Human nature being what it is though means that some people will see the empty lane as a means to get ahead of some of the traffic. These drivers stay in the dropped lane until the barrels force them over. When they finally merge they squeeze into whatever space is available. Usually this will cause the car now behind the just merged car to slow because the comfort zone has been reduced. (Defensive drivers try to keep a safe stopping distance between themselves and the car in front of them at all times.) This has a chain reaction effect on all the vehicles behind them.
When the next person waits until the last minute to merge the effect is compounded and traffic is slowed further. After a while traffic ends up stopping (maybe for only a second or two. . .) and the traffic "slinky" is born. We have all been in traffic on the highway that is stopped wondering how bad the accident just over the next hill is only to start moving at normal speeds again without having observed an accident site, haven't we.
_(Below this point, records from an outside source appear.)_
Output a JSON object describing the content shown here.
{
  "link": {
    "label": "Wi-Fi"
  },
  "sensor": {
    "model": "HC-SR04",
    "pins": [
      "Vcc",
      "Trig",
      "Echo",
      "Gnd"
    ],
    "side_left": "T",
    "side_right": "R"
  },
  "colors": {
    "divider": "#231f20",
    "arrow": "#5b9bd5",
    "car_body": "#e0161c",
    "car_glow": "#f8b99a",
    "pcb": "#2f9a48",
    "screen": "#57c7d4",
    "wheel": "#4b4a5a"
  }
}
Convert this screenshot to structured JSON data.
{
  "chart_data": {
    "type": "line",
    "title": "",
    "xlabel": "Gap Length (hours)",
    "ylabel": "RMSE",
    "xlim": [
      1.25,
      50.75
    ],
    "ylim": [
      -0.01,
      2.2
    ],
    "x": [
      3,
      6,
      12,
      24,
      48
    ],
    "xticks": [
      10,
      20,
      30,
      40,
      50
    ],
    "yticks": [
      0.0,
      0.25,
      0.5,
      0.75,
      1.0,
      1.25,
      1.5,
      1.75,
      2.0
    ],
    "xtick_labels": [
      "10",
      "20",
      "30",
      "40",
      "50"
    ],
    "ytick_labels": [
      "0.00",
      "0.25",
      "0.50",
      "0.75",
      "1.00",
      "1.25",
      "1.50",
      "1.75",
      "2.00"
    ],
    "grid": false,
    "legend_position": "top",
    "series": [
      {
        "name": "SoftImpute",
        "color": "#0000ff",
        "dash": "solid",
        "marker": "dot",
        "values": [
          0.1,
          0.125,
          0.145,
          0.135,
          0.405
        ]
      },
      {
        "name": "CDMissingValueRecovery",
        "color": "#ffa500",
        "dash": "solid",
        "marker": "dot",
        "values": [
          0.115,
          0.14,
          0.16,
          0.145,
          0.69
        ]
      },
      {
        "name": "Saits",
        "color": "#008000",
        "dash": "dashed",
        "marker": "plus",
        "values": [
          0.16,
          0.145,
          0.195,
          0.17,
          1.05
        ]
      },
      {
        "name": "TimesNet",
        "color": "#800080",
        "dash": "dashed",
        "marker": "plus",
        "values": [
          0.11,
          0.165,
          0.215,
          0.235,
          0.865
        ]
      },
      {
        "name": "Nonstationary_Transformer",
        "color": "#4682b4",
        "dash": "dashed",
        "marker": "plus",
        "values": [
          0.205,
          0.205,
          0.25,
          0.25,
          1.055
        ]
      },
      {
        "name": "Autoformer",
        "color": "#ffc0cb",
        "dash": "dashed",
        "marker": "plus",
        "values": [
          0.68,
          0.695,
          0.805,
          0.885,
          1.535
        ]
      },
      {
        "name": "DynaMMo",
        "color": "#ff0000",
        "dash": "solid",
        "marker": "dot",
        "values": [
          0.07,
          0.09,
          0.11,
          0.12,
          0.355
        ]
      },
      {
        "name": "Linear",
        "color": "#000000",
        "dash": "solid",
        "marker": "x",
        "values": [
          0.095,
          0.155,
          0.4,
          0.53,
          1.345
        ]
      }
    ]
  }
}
Even if everyone is a good, level-headed, defensive driver the volume of traffic on the highway will create a slinky during peak times, even without a lane reduction, because everyone has a different comfort level. All it takes is one person's "panic brake" in high volume traffic to eventually create the slinky. When this happens on a daily basis I believe it's properly referred to as the "Los Angeles Freeway System". ;-)
Sup3r_hero has it right. The conventional wisdom on how to merge is flat-out wrong. Signs are part of the problem... I'm working on a new idea post laying out Merging 101 in more detail. :-)
establish a standard acceleration rate. when signals turn green, all drivers proceed at the same time and at the standard accleration. Hence no slinky and through put would mostlikely double or triple on a green cycle.